Topraklarında askerî operasyon yapmayı planladıkları devletin iznine bağlı olmaksızın, “sıcak takip hakkı”nı uluslararası hukukun gündemine sokma gayretinde ön plana çıkmış görünen iki devlet, ABD ve İsrail’dir. Ne ilginçtir ki, bu ikili, uluslararası hukuku ve uluslararası toplumun duyarlılığını ayaklar altına alma konusunda da en fazla “deneyim sahibi” olan aktörlerdir. ABD, Afganistan’dan Pakistan’a geçen el-Kaide militanlarına karşı bu ülkenin topraklarında Pakistan hükümetinin izni olmaksızın zaman zaman askerî operasyonlar düzenlerken, “sıcak takip hakkı”nı ileri sürmektedir. İsrail ise Lübnan’da ve daha sıkça Filistin topraklarında giriştiği, kendi deyimiyle “terörist imha operasyonları”nı zaman zaman “sıcak takip” olarak tanımlamaktadır. Rusya’nın da ‘terörist’ addettiği Çeçen savaşçıları ortadan kaldırmak için zaman zaman Gürcistan topraklarına izinsiz olarak girdiğini belirtmeliyiz. Oysa teröristlerin barındığı devletlerin izni olmaksızın sınır ötesinde bu kişilerin izini sürmek, uluslararası hukukun ‘yasadışı’ saydığı bir fiildir. Öte yandan, günler öncesinden planlaması yapılmış sınır ötesi askerî operasyonlar, sıcağı sıcağına yapılmış bir terör saldırısının faillerinin komşu bir devletin topraklarına kaçarak izini kaybettirmesini engelleme amaçlı olmadığından, “sıcak takip” sayılamazlar.

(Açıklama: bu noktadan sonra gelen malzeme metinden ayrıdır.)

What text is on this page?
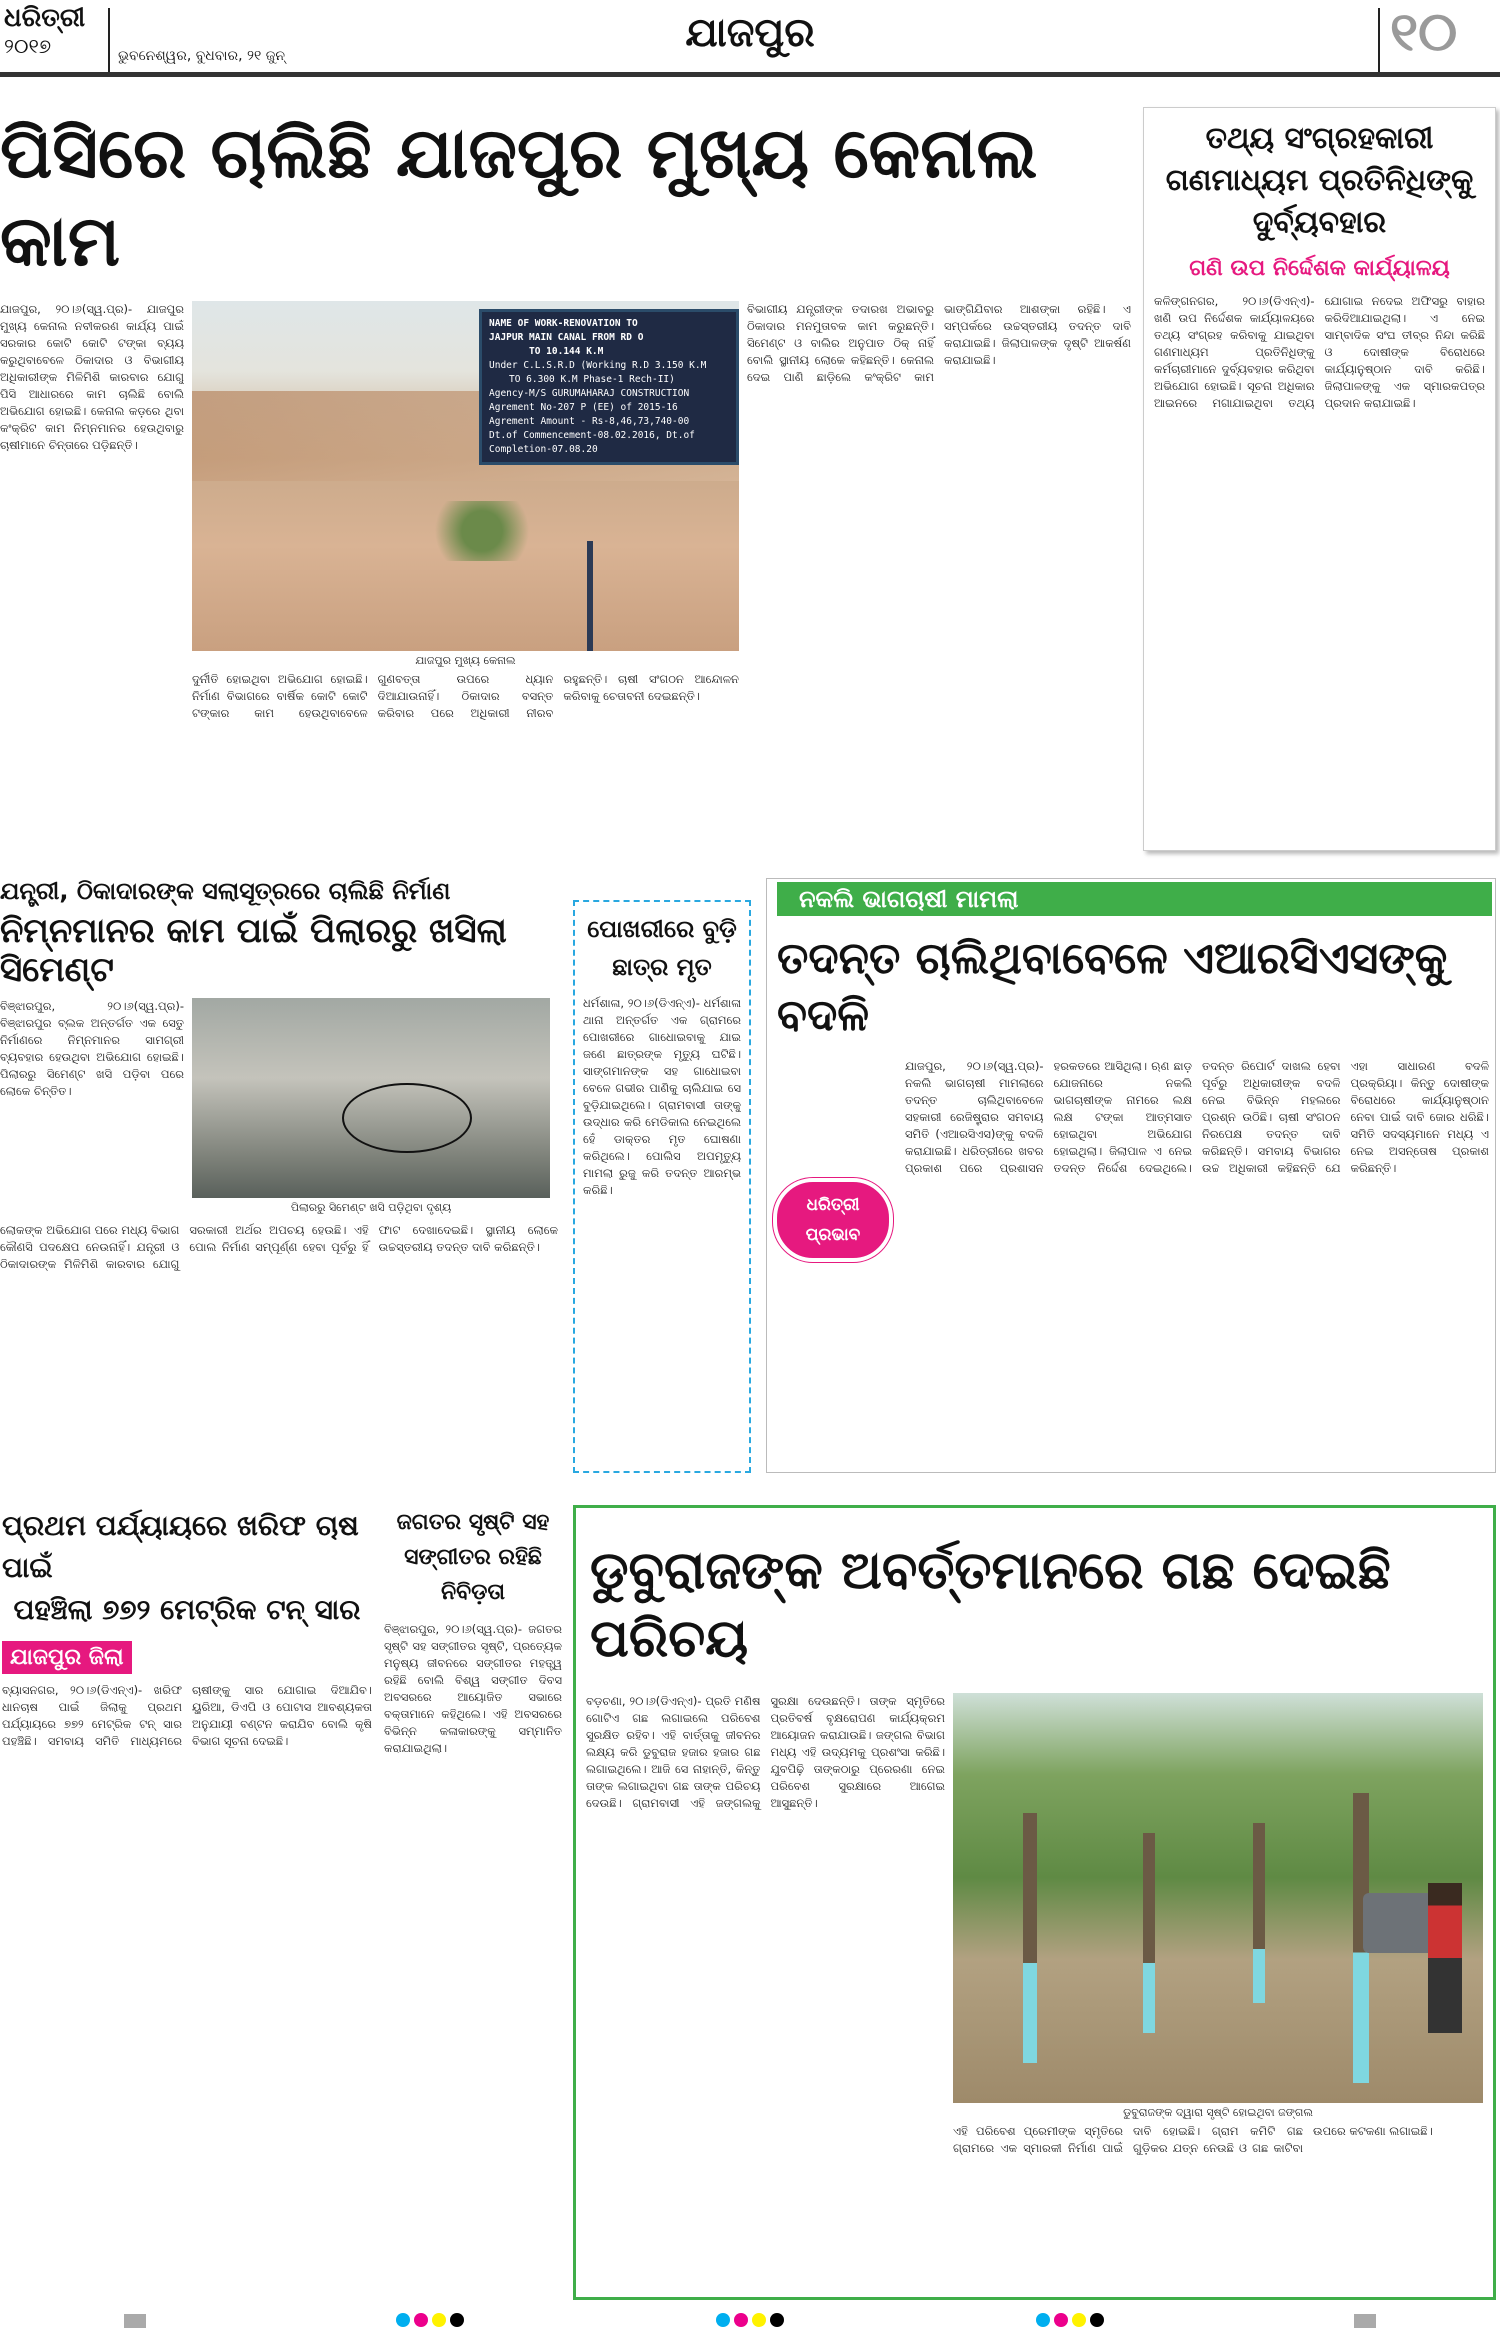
ଧରିତ୍ରୀ
୨୦୧୭	ଭୁବନେଶ୍ୱର, ବୁଧବାର, ୨୧ ଜୁନ୍	ଯାଜପୁର	୧୦
ପିସିରେ ଚାଲିଛି ଯାଜପୁର ମୁଖ୍ୟ କେନାଲ କାମ
ଯାଜପୁର, ୨୦।୬(ସ୍ୱ.ପ୍ର)- ଯାଜପୁର ମୁଖ୍ୟ କେନାଲ ନବୀକରଣ କାର୍ଯ୍ୟ ପାଇଁ ସରକାର କୋଟି କୋଟି ଟଙ୍କା ବ୍ୟୟ କରୁଥିବାବେଳେ ଠିକାଦାର ଓ ବିଭାଗୀୟ ଅଧିକାରୀଙ୍କ ମିଳିମିଶି କାରବାର ଯୋଗୁ ପିସି ଆଧାରରେ କାମ ଚାଲିଛି ବୋଲି ଅଭିଯୋଗ ହୋଇଛି। କେନାଲ କଡ଼ରେ ଥିବା କଂକ୍ରିଟ କାମ ନିମ୍ନମାନର ହେଉଥିବାରୁ ଚାଷୀମାନେ ଚିନ୍ତାରେ ପଡ଼ିଛନ୍ତି।
NAME OF WORK-RENOVATION TO
JAJPUR MAIN CANAL FROM RD O
TO 10.144 K.M
Under C.L.S.R.D (Working R.D 3.150 K.M
TO 6.300 K.M Phase-1 Rech-II)
Agency-M/S GURUMAHARAJ CONSTRUCTION
Agrement No-207 P (EE) of 2015-16
Agrement Amount - Rs-8,46,73,740-00
Dt.of Commencement-08.02.2016, Dt.of Completion-07.08.20
ଯାଜପୁର ମୁଖ୍ୟ କେନାଲ
ଦୁର୍ନୀତି ହୋଇଥିବା ଅଭିଯୋଗ ହୋଇଛି। ନିର୍ମାଣ ବିଭାଗରେ ବାର୍ଷିକ କୋଟି କୋଟି ଟଙ୍କାର କାମ ହେଉଥିବାବେଳେ ଗୁଣବତ୍ତା ଉପରେ ଧ୍ୟାନ ଦିଆଯାଉନାହିଁ। ଠିକାଦାର ବସନ୍ତ କରିବାର ପରେ ଅଧିକାରୀ ନୀରବ ରହୁଛନ୍ତି। ଚାଷୀ ସଂଗଠନ ଆନ୍ଦୋଳନ କରିବାକୁ ଚେତାବନୀ ଦେଇଛନ୍ତି।
ବିଭାଗୀୟ ଯନ୍ତ୍ରୀଙ୍କ ତଦାରଖ ଅଭାବରୁ ଠିକାଦାର ମନମୁତାବକ କାମ କରୁଛନ୍ତି। ସିମେଣ୍ଟ ଓ ବାଲିର ଅନୁପାତ ଠିକ୍ ନାହିଁ ବୋଲି ସ୍ଥାନୀୟ ଲୋକେ କହିଛନ୍ତି। କେନାଲ ଦେଇ ପାଣି ଛାଡ଼ିଲେ କଂକ୍ରିଟ କାମ ଭାଙ୍ଗିଯିବାର ଆଶଙ୍କା ରହିଛି। ଏ ସମ୍ପର୍କରେ ଉଚ୍ଚସ୍ତରୀୟ ତଦନ୍ତ ଦାବି କରାଯାଇଛି। ଜିଲାପାଳଙ୍କ ଦୃଷ୍ଟି ଆକର୍ଷଣ କରାଯାଇଛି।
ତଥ୍ୟ ସଂଗ୍ରହକାରୀ ଗଣମାଧ୍ୟମ ପ୍ରତିନିଧିଙ୍କୁ ଦୁର୍ବ୍ୟବହାର
ଗଣି ଉପ ନିର୍ଦ୍ଦେଶକ କାର୍ଯ୍ୟାଳୟ
କଳିଙ୍ଗନଗର, ୨୦।୬(ଡିଏନ୍ଏ)- ଖଣି ଉପ ନିର୍ଦ୍ଦେଶକ କାର୍ଯ୍ୟାଳୟରେ ତଥ୍ୟ ସଂଗ୍ରହ କରିବାକୁ ଯାଇଥିବା ଗଣମାଧ୍ୟମ ପ୍ରତିନିଧିଙ୍କୁ କର୍ମଚାରୀମାନେ ଦୁର୍ବ୍ୟବହାର କରିଥିବା ଅଭିଯୋଗ ହୋଇଛି। ସୂଚନା ଅଧିକାର ଆଇନରେ ମଗାଯାଇଥିବା ତଥ୍ୟ ଯୋଗାଇ ନଦେଇ ଅଫିସରୁ ବାହାର କରିଦିଆଯାଇଥିଲା। ଏ ନେଇ ସାମ୍ବାଦିକ ସଂଘ ତୀବ୍ର ନିନ୍ଦା କରିଛି ଓ ଦୋଷୀଙ୍କ ବିରୋଧରେ କାର୍ଯ୍ୟାନୁଷ୍ଠାନ ଦାବି କରିଛି। ଜିଲାପାଳଙ୍କୁ ଏକ ସ୍ମାରକପତ୍ର ପ୍ରଦାନ କରାଯାଇଛି।
ଯନ୍ତ୍ରୀ, ଠିକାଦାରଙ୍କ ସଲାସୂତ୍ରରେ ଚାଲିଛି ନିର୍ମାଣ
ନିମ୍ନମାନର କାମ ପାଇଁ ପିଲାରରୁ ଖସିଲା ସିମେଣ୍ଟ
ବିଞ୍ଝାରପୁର, ୨୦।୬(ସ୍ୱ.ପ୍ର)- ବିଞ୍ଝାରପୁର ବ୍ଲକ ଅନ୍ତର୍ଗତ ଏକ ସେତୁ ନିର୍ମାଣରେ ନିମ୍ନମାନର ସାମଗ୍ରୀ ବ୍ୟବହାର ହେଉଥିବା ଅଭିଯୋଗ ହୋଇଛି। ପିଲାରରୁ ସିମେଣ୍ଟ ଖସି ପଡ଼ିବା ପରେ ଲୋକେ ଚିନ୍ତିତ।
ପିଲାରରୁ ସିମେଣ୍ଟ ଖସି ପଡ଼ିଥିବା ଦୃଶ୍ୟ
ଲୋକଙ୍କ ଅଭିଯୋଗ ପରେ ମଧ୍ୟ ବିଭାଗ କୌଣସି ପଦକ୍ଷେପ ନେଉନାହିଁ। ଯନ୍ତ୍ରୀ ଓ ଠିକାଦାରଙ୍କ ମିଳିମିଶି କାରବାର ଯୋଗୁ ସରକାରୀ ଅର୍ଥର ଅପଚୟ ହେଉଛି। ଏହି ପୋଲ ନିର୍ମାଣ ସମ୍ପୂର୍ଣ୍ଣ ହେବା ପୂର୍ବରୁ ହିଁ ଫାଟ ଦେଖାଦେଇଛି। ସ୍ଥାନୀୟ ଲୋକେ ଉଚ୍ଚସ୍ତରୀୟ ତଦନ୍ତ ଦାବି କରିଛନ୍ତି।
ପୋଖରୀରେ ବୁଡ଼ି ଛାତ୍ର ମୃତ
ଧର୍ମଶାଳା, ୨୦।୬(ଡିଏନ୍ଏ)- ଧର୍ମଶାଳା ଥାନା ଅନ୍ତର୍ଗତ ଏକ ଗ୍ରାମରେ ପୋଖରୀରେ ଗାଧୋଇବାକୁ ଯାଇ ଜଣେ ଛାତ୍ରଙ୍କ ମୃତ୍ୟୁ ଘଟିଛି। ସାଙ୍ଗମାନଙ୍କ ସହ ଗାଧୋଇବା ବେଳେ ଗଭୀର ପାଣିକୁ ଚାଲିଯାଇ ସେ ବୁଡ଼ିଯାଇଥିଲେ। ଗ୍ରାମବାସୀ ତାଙ୍କୁ ଉଦ୍ଧାର କରି ମେଡିକାଲ ନେଇଥିଲେ ହେଁ ଡାକ୍ତର ମୃତ ଘୋଷଣା କରିଥିଲେ। ପୋଲିସ ଅପମୃତ୍ୟୁ ମାମଲା ରୁଜୁ କରି ତଦନ୍ତ ଆରମ୍ଭ କରିଛି।
ନକଲି ଭାଗଚାଷୀ ମାମଲା
ତଦନ୍ତ ଚାଲିଥିବାବେଳେ ଏଆରସିଏସଙ୍କୁ ବଦଳି
ଧରିତ୍ରୀ ପ୍ରଭାବ
ଯାଜପୁର, ୨୦।୬(ସ୍ୱ.ପ୍ର)- ନକଲି ଭାଗଚାଷୀ ମାମଲାରେ ତଦନ୍ତ ଚାଲିଥିବାବେଳେ ସହକାରୀ ରେଜିଷ୍ଟ୍ରାର ସମବାୟ ସମିତି (ଏଆରସିଏସ)ଙ୍କୁ ବଦଳି କରାଯାଇଛି। ଧରିତ୍ରୀରେ ଖବର ପ୍ରକାଶ ପରେ ପ୍ରଶାସନ ହରକତରେ ଆସିଥିଲା। ଋଣ ଛାଡ଼ ଯୋଜନାରେ ନକଲି ଭାଗଚାଷୀଙ୍କ ନାମରେ ଲକ୍ଷ ଲକ୍ଷ ଟଙ୍କା ଆତ୍ମସାତ ହୋଇଥିବା ଅଭିଯୋଗ ହୋଇଥିଲା। ଜିଲାପାଳ ଏ ନେଇ ତଦନ୍ତ ନିର୍ଦ୍ଦେଶ ଦେଇଥିଲେ। ତଦନ୍ତ ରିପୋର୍ଟ ଦାଖଲ ହେବା ପୂର୍ବରୁ ଅଧିକାରୀଙ୍କ ବଦଳି ନେଇ ବିଭିନ୍ନ ମହଲରେ ପ୍ରଶ୍ନ ଉଠିଛି। ଚାଷୀ ସଂଗଠନ ନିରପେକ୍ଷ ତଦନ୍ତ ଦାବି କରିଛନ୍ତି। ସମବାୟ ବିଭାଗର ଉଚ୍ଚ ଅଧିକାରୀ କହିଛନ୍ତି ଯେ ଏହା ସାଧାରଣ ବଦଳି ପ୍ରକ୍ରିୟା। କିନ୍ତୁ ଦୋଷୀଙ୍କ ବିରୋଧରେ କାର୍ଯ୍ୟାନୁଷ୍ଠାନ ନେବା ପାଇଁ ଦାବି ଜୋର ଧରିଛି। ସମିତି ସଦସ୍ୟମାନେ ମଧ୍ୟ ଏ ନେଇ ଅସନ୍ତୋଷ ପ୍ରକାଶ କରିଛନ୍ତି।
ପ୍ରଥମ ପର୍ଯ୍ୟାୟରେ ଖରିଫ ଚାଷ ପାଇଁ
ପହଞ୍ଚିଲା ୭୭୨ ମେଟ୍ରିକ ଟନ୍ ସାର
ଯାଜପୁର ଜିଲା
ବ୍ୟାସନଗର, ୨୦।୬(ଡିଏନ୍ଏ)- ଖରିଫ ଧାନଚାଷ ପାଇଁ ଜିଲାକୁ ପ୍ରଥମ ପର୍ଯ୍ୟାୟରେ ୭୭୨ ମେଟ୍ରିକ ଟନ୍ ସାର ପହଞ୍ଚିଛି। ସମବାୟ ସମିତି ମାଧ୍ୟମରେ ଚାଷୀଙ୍କୁ ସାର ଯୋଗାଇ ଦିଆଯିବ। ୟୁରିଆ, ଡିଏପି ଓ ପୋଟାସ ଆବଶ୍ୟକତା ଅନୁଯାୟୀ ବଣ୍ଟନ କରାଯିବ ବୋଲି କୃଷି ବିଭାଗ ସୂଚନା ଦେଇଛି।
ଜଗତର ସୃଷ୍ଟି ସହ ସଙ୍ଗୀତର ରହିଛି ନିବିଡ଼ତା
ବିଞ୍ଝାରପୁର, ୨୦।୬(ସ୍ୱ.ପ୍ର)- ଜଗତର ସୃଷ୍ଟି ସହ ସଙ୍ଗୀତର ସୃଷ୍ଟି, ପ୍ରତ୍ୟେକ ମନୁଷ୍ୟ ଜୀବନରେ ସଙ୍ଗୀତର ମହତ୍ତ୍ୱ ରହିଛି ବୋଲି ବିଶ୍ୱ ସଙ୍ଗୀତ ଦିବସ ଅବସରରେ ଆୟୋଜିତ ସଭାରେ ବକ୍ତାମାନେ କହିଥିଲେ। ଏହି ଅବସରରେ ବିଭିନ୍ନ କଳାକାରଙ୍କୁ ସମ୍ମାନିତ କରାଯାଇଥିଲା।
ଡୁବୁରାଜଙ୍କ ଅବର୍ତ୍ତମାନରେ ଗଛ ଦେଇଛି ପରିଚୟ
ବଡ଼ଚଣା, ୨୦।୬(ଡିଏନ୍ଏ)- ପ୍ରତି ମଣିଷ ଗୋଟିଏ ଗଛ ଲଗାଇଲେ ପରିବେଶ ସୁରକ୍ଷିତ ରହିବ। ଏହି ବାର୍ତ୍ତାକୁ ଜୀବନର ଲକ୍ଷ୍ୟ କରି ଡୁବୁରାଜ ହଜାର ହଜାର ଗଛ ଲଗାଇଥିଲେ। ଆଜି ସେ ନାହାନ୍ତି, କିନ୍ତୁ ତାଙ୍କ ଲଗାଇଥିବା ଗଛ ତାଙ୍କ ପରିଚୟ ଦେଉଛି। ଗ୍ରାମବାସୀ ଏହି ଜଙ୍ଗଲକୁ ସୁରକ୍ଷା ଦେଉଛନ୍ତି। ତାଙ୍କ ସ୍ମୃତିରେ ପ୍ରତିବର୍ଷ ବୃକ୍ଷରୋପଣ କାର୍ଯ୍ୟକ୍ରମ ଆୟୋଜନ କରାଯାଉଛି। ଜଙ୍ଗଲ ବିଭାଗ ମଧ୍ୟ ଏହି ଉଦ୍ୟମକୁ ପ୍ରଶଂସା କରିଛି। ଯୁବପିଢ଼ି ତାଙ୍କଠାରୁ ପ୍ରେରଣା ନେଇ ପରିବେଶ ସୁରକ୍ଷାରେ ଆଗେଇ ଆସୁଛନ୍ତି।
ଡୁବୁରାଜଙ୍କ ଦ୍ୱାରା ସୃଷ୍ଟି ହୋଇଥିବା ଜଙ୍ଗଲ
ଏହି ପରିବେଶ ପ୍ରେମୀଙ୍କ ସ୍ମୃତିରେ ଗ୍ରାମରେ ଏକ ସ୍ମାରକୀ ନିର୍ମାଣ ପାଇଁ ଦାବି ହୋଇଛି। ଗ୍ରାମ କମିଟି ଗଛ ଗୁଡ଼ିକର ଯତ୍ନ ନେଉଛି ଓ ଗଛ କାଟିବା ଉପରେ କଟକଣା ଲଗାଇଛି।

Bu tür operasyonlar, uluslararası hukukta “silahlı misilleme” olarak tanımlanırlar. Genelde cezalandırma ve/veya gelecekteki olası saldırıları caydırma amaçlı bu tür sınır ötesi askerî operasyonlar, uluslararası hukukun yasal saydığı bir fiil değildir.
Sınırlı sayıdaki örneklerden yola çıkılarak, uluslararası toplumun en azından sessiz kaldığı sınır ötesi operasyonların ayırıcı özelliklerine bu noktada vurgu yapmakta yarar vardır. Birincisi, bu tür müdahalelere girişilmeden önce, topraklarında sınır ötesi müdahalenin yapılacağı devletin onayının alınması zaruri bir önkoşuldur. Devletlerin egemenliği ve toprak bütünlüğü ilkesi bu koşulu gerektiren temel bir normdur. İkincisi, bu operasyon yalnızca silahlı terörist grupların ve bunların kamplarının imhasıyla sınırlı olmalıdır; sivillere zarar verilmemelidir. Üçüncüsü, müdahalenin tamamlanmasından itibaren güvenlik güçleri derhal kendi ülke sınırlarına çekilmelidir. İşte bu üç şartın tahakkuk ettiği sınır ötesi harekatlar, muhtemelen uluslararası toplumca vahim bir uluslararası hukuk ihlali olarak görülmeyecektir.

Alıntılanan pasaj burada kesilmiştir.